Mark looked up in surprise. “Of course she is. She’s my girl. She’s coming to LA. It’s too cold here for her, you know that.”
I shook my head, deeply calm and cold myself. “I rescued her. She stays with me.”
He shook his head too. “Nope, she comes with me, you get the nervous Nellie you adore so much that you cuddle him and not your boyfriend.”
The waitress took my half-eaten plate away as we stared silently at each other. I thanked her but didn’t look up. In the parking lot, a dog barked. Nelson sat up in the driver’s seat and growled at a young man squeezing between the vehicles.
“I have to go.” I stood up and gathered my things.
“Back to the bus with me?” he asked and I shook my head. “You’re going back to the motel?”
“Yes, to the motel. I can’t watch you take Frida away from me.” I wiped at my face and pushed my hair out of the way. “But you’ll be back? After Thanksgiving? We can talk about it, then?”

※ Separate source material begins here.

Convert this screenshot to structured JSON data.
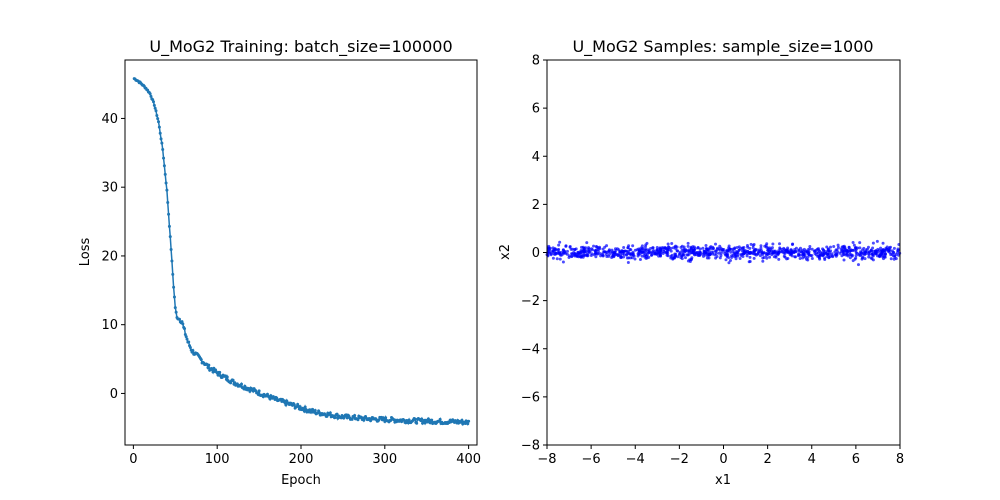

He stood and nodded. “Yeah, but we’ll just have to play it by ear. I can’t live here any more, not full time. Would you think about moving out west for a while, please Jen? Split your time between the two places?” He struggled into his leather jacket. “It could be the best of both worlds, if you did?”
At the door, we both suddenly got shy, neither leaving nor wanting to stay. Finally, I looked up at him and nodded. “I’ll think about it, I’ll try Mark. In the New Year, maybe I can go with you, but not yet.”
Mark smiled briefly and walked off towards his truck.
I shouted after him as he started the engine and drove off. “Were you warm enough last night? You never said.”
The truck pulled up near me. Mark looked awkward for a second and then nodded. “I was. I stayed at Anne’s.”